Médaillon figurant Constantin avec un chrisme sur le casque, avers, (argent, 315), Ticinum (Pavie) ou Rome
Munich, Staatliche Münzsammlung
Domaine public→ © CC BY-SA 3.0
- Ils accompagnent en conséquence les chrétiens nés au nom de Jésus Christ (les baptisés) et leur offre la promesse de la résurrection par la présence sur les plaques votives, funéraires et les fronts de sarcophages.
Sarcophage chrétien, (Sculpture en ronde-bosse sur marbre, 6e s.), 212 × 76 × 53 cm, découvert à Notre-Dame de Soissons
Musée du Louvre, Denon, rez-de-chaussée, salle 28 — MR 886
Domaine public→ © CC BY-SA 4.0
bague portant le christogramme Chi-Rho, (argent, ca. 300-400), découverte sur un site funéraire chrétien
Musée Gallo-Romain de Tongres, Belgique — 82.H.1
Domaine public→ © CC0 1.0
5 — Autres christogrammes remarquables
IX (iota-chi) et XI (chi-iota)
Ce monogramme est très répandu dans le monde impérial chrétien pendant la période constantinienne et adopte les mêmes procédés iconographiques que le chi-rhô. Il contracte le I (iota) pour Ἰησοῦς (Jésus) et le X (chi) pour Χριστός (Christ).
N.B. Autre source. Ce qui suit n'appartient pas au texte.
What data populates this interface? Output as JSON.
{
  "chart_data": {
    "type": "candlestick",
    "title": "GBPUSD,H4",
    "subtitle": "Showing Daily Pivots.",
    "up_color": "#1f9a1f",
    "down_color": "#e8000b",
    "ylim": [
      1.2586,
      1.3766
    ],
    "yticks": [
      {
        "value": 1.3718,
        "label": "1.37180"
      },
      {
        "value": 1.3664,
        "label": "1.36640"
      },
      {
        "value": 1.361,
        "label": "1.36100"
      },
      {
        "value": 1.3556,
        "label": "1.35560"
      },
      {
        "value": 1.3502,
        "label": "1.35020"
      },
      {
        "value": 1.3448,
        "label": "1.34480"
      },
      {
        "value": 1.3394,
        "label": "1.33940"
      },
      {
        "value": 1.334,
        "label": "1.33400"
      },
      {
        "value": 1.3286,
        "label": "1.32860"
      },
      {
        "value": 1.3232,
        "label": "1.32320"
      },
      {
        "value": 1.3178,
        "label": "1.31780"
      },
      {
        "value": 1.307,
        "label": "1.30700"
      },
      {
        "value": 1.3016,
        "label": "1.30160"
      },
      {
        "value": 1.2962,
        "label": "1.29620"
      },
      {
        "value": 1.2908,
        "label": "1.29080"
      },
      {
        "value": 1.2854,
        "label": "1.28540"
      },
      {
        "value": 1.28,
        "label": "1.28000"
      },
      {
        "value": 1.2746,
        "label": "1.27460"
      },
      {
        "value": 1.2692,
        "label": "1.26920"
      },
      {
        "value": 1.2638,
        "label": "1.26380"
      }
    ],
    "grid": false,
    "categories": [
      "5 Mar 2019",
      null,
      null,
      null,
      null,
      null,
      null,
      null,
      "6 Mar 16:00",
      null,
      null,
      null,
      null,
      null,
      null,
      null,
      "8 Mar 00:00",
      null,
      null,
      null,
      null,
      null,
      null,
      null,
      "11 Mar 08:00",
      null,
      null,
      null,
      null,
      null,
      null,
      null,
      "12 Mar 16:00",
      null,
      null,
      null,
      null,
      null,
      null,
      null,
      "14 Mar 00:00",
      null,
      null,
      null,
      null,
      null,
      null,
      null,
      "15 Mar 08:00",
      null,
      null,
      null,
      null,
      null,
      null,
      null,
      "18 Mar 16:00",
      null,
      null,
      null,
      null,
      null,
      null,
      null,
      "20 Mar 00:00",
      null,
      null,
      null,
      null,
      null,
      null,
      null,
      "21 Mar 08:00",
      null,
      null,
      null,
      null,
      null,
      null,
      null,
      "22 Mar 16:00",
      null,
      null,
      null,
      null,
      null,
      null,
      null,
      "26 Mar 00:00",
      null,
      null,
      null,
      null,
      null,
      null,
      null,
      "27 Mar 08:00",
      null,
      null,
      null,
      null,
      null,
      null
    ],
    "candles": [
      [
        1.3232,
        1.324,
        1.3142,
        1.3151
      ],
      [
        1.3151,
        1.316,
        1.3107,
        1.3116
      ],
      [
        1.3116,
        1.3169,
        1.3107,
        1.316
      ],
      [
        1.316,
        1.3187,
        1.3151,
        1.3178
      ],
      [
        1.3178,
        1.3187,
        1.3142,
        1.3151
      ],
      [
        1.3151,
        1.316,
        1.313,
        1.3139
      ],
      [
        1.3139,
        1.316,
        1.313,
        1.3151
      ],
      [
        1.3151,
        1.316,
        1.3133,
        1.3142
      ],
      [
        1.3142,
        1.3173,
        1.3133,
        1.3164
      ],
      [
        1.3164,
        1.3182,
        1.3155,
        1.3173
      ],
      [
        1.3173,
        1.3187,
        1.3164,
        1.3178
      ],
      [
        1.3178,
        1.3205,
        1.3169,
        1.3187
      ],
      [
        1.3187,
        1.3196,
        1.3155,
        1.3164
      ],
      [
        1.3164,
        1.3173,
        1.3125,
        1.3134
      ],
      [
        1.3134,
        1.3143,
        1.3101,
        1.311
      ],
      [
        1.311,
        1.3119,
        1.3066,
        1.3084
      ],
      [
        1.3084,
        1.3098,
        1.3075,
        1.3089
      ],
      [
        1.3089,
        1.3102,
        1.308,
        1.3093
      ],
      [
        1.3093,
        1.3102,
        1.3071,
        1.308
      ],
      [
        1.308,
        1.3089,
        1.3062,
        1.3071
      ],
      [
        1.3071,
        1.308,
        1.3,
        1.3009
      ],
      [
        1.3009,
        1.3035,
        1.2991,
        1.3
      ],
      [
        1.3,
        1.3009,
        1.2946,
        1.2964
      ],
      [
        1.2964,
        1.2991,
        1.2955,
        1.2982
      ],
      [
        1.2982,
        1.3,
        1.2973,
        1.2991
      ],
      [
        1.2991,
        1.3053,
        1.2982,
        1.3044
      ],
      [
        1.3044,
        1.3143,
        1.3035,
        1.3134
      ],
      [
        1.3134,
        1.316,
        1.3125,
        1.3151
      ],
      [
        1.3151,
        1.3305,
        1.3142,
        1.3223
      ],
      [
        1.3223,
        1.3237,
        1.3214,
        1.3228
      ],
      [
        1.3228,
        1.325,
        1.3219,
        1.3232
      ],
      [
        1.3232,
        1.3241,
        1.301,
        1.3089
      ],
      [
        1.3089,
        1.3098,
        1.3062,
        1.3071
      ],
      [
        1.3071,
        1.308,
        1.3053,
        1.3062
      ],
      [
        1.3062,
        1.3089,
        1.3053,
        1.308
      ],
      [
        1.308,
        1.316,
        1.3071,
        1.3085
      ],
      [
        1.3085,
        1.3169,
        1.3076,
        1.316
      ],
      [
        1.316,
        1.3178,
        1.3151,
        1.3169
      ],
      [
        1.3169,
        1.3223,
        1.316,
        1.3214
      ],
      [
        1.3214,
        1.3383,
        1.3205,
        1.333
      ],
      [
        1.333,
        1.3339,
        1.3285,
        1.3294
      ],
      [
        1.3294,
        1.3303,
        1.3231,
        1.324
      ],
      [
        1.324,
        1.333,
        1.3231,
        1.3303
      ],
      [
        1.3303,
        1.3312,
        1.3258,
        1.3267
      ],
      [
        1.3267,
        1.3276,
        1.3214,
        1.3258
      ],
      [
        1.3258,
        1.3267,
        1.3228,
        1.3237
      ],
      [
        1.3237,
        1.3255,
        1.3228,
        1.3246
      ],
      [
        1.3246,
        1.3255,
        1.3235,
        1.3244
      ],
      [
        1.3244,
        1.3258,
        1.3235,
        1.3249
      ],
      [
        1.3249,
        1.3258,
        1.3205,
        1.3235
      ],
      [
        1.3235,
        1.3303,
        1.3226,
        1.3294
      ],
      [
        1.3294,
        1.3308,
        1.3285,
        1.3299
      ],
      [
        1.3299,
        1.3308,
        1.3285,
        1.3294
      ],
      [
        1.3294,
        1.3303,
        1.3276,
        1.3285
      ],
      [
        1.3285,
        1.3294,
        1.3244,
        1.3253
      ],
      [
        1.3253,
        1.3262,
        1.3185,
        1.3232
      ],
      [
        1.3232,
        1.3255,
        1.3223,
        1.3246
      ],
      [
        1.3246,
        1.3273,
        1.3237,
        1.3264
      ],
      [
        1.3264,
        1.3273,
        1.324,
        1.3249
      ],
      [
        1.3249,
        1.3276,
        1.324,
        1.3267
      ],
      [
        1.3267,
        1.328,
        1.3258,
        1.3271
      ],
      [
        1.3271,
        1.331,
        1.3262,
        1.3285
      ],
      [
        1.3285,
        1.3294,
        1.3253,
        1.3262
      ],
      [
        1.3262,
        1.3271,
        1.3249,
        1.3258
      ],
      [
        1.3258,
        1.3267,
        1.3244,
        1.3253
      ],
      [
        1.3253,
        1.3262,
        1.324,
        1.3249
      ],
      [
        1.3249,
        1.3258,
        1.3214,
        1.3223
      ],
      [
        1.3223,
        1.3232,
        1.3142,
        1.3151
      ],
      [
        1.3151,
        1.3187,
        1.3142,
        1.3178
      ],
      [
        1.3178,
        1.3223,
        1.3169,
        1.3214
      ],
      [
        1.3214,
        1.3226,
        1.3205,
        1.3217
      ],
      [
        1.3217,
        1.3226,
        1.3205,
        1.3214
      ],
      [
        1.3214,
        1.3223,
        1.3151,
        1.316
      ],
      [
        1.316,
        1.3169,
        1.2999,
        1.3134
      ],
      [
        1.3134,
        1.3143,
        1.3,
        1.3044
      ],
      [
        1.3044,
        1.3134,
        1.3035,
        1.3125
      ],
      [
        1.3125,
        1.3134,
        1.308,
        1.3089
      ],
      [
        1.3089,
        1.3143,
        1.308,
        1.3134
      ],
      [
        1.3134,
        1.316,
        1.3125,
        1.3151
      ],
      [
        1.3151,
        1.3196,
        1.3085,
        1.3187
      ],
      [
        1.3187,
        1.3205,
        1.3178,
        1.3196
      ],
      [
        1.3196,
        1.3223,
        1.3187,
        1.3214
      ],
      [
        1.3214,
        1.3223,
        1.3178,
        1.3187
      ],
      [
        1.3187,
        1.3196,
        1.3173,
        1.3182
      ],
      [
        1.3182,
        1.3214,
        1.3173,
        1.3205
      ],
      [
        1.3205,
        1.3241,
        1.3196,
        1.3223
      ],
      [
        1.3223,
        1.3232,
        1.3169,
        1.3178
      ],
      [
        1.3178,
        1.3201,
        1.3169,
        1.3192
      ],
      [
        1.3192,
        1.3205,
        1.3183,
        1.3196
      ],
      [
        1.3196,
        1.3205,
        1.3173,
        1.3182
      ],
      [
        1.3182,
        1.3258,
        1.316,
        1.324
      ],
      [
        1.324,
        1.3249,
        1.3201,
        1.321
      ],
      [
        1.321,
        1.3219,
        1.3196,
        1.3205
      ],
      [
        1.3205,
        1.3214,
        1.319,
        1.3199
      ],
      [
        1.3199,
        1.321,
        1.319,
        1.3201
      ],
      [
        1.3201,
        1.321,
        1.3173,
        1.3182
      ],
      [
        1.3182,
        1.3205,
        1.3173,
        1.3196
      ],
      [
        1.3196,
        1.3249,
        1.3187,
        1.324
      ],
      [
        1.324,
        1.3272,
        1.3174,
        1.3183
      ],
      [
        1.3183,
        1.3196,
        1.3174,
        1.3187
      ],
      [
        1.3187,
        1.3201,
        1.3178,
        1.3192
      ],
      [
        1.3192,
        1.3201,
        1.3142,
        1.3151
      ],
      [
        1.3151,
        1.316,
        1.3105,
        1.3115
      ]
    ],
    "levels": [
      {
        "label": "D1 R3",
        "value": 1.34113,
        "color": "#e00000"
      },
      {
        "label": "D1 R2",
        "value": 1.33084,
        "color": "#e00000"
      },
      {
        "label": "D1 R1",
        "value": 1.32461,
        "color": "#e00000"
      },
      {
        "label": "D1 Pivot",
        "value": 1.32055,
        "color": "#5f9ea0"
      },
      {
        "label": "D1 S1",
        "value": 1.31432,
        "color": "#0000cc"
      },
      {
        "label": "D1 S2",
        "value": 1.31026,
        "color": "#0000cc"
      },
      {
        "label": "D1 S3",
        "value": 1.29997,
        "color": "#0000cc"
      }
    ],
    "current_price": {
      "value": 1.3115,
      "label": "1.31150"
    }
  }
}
IH (iota-êta) et HI (êta-iota)
Le iota-êta associe les deux premières lettres de Ἰησοῦς. Il est plus connu sous sa forme de trigramme intégrant la lettre S : IHS et IHC, iota-êta-sigma (le sigma étant représenté par les lettres latines S ou C). JHS et et JHC sont d'autres variantes.
IC (iota-sigma) et XC (chi-sigma)
Ces christogrammes représentent les premières et dernières lettres de « Jésus » (ΙΗϹΟΥϹ) et de « Christ » (ΧΡΙϹΤΟϹ). Familiers dans le monde grec, ils sont très répandus sur les icônes peintes. Les lettres sont parfois agencées au-dessus de la traverse d’une croix grecque, en surplomb des lettres NI-KA (« victoire »).